The ecosystems of the world’s Ocean’s are in trouble. Recent reports have documented the impacts overfishing, the decline of apex predators and the buildup of plastic as well as other pollution. Ocean ecosystems are also being threatened by climate change and, according to a new study, it may take thousands of years for marine life to recover.

The study, led by Sarah Moffitt, a scientist from UC Davis Bodega Marine Laboratory and Coastal and Marine Sciences Institute, appears online in the Early Edition of the journal Proceedings of the National Academy of Sciences (PNAS).

It is the first to fully record the disturbance and recovery of a sea floor ecosystem following rapid climate change and the results show that sea floor recovery is measured in thousand year scales and not 100 year scales.

Moffitt and her colleagues used a sediment core gathered off the coast of Santa Barbara, California to analyze the impact of the last significant period of deglaciation.

That period, like this one, featured an abrupt warming of the climate, expansion of low oxygen zones in the oceans and melting polar ice caps.

In total, Moffitt looked at fossils from more than 5,400 invertebrates that lived bowed 3,400 and 16,100 years ago.

“After the initial sampling at sea, I took the entire core, which was about 30 feet long. I cut it up like a cake, and I sampled the whole thing. Because of that, I had the whole record,” said Moffitt in a statement.

Previous studies, showing more rapid recovery of ocean ecosystems, focused primarily on foraminifera, single celled organisms, rather than multicellular life.

Moffitt, whose background is in marine ecology, found abundant and diverse ecosystems at the start of the deglaciation period. The following warming and loss of oxygen however was accompanied by a rapid decline in those ecosystems to the point where the fossils nearly disappeared entirely for a time. The study concluded that a decrease in oxygen levels of between 0.5 and 1.5 mL/L could result in a major restructuring of seafloor communities.

“These past events show us how sensitive ecosystems are to changes in Earth’s climate — it commits us to thousands of years of recovery. It shows us what we’re doing now is a long-term shift — there’s not a recovery we have to look forward to in my lifetime or my grandchildren’s lifetime.
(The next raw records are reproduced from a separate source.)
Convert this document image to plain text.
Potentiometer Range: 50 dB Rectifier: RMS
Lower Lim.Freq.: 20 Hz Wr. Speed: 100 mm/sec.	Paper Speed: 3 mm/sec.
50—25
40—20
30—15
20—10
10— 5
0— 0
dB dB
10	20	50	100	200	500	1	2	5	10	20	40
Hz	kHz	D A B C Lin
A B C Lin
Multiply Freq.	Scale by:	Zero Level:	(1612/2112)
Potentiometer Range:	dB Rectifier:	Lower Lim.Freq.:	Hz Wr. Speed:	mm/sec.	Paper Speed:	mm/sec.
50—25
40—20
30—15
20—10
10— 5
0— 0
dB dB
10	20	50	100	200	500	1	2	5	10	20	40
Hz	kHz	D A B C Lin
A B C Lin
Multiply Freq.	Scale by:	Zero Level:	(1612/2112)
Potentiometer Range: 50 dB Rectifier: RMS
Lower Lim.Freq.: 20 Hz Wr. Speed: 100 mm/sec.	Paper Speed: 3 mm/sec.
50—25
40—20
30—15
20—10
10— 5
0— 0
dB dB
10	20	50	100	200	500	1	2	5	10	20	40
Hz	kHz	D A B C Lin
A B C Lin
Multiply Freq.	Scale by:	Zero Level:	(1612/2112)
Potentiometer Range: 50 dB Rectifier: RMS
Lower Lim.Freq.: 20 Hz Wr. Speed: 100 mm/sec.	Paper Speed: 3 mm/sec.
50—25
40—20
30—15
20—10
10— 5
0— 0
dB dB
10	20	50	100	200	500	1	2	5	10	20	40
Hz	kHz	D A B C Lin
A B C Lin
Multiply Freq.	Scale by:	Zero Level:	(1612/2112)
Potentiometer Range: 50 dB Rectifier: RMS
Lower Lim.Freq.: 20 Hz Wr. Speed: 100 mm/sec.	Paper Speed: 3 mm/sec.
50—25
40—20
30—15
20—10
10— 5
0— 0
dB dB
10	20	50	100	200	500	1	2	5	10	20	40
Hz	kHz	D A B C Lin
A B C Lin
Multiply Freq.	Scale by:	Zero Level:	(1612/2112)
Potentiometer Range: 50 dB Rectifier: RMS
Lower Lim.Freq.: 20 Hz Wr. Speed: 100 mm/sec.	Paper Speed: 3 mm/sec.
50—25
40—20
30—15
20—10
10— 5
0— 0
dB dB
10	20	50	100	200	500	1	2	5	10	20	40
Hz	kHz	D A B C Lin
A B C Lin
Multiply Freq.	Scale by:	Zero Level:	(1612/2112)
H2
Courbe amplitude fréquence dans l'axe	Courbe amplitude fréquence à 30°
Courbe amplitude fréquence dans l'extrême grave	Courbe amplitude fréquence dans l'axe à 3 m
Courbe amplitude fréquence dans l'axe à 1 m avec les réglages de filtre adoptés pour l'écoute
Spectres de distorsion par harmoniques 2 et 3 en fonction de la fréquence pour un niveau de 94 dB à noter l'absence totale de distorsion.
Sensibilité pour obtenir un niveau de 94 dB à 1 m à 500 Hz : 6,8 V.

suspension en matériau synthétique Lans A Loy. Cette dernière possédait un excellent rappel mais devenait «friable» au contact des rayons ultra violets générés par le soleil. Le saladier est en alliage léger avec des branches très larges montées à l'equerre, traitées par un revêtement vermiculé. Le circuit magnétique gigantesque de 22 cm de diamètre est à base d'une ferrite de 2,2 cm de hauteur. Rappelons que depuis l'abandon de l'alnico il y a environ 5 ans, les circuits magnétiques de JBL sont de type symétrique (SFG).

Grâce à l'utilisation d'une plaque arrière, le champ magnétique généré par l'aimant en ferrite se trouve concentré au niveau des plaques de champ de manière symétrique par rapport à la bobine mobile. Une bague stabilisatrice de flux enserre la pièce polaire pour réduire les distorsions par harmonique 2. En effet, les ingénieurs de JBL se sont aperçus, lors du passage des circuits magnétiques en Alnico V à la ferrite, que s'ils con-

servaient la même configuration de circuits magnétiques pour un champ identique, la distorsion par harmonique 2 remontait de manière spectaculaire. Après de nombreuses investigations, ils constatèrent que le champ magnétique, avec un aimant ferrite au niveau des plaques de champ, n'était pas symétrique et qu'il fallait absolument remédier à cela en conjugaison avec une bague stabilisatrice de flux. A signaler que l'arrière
It’s a gritty reality we need to face as scientists and people who care about the natural world and who make decisions about the natural world,” said Moffitt.

The dangers noted by Moffitt will no doubt be compounded by other stresses being placed on ocean ecosystems.

A study released in February showed that, in 2010, more than eight million tons of plastic trash found its way into the world’s oceans, with much of it ending up in the sea floor communities that Moffitt was studying. Eight million tons of plastic is the equivalent of five grocery bags of plastic trash for every foot of coastline in the world.

Another study, released in 2006, showed that the oceans may be devoid of seafood by 2048 due to overfishing and many of the ocean’s top predators, such as sharks, appear to be leading the decline.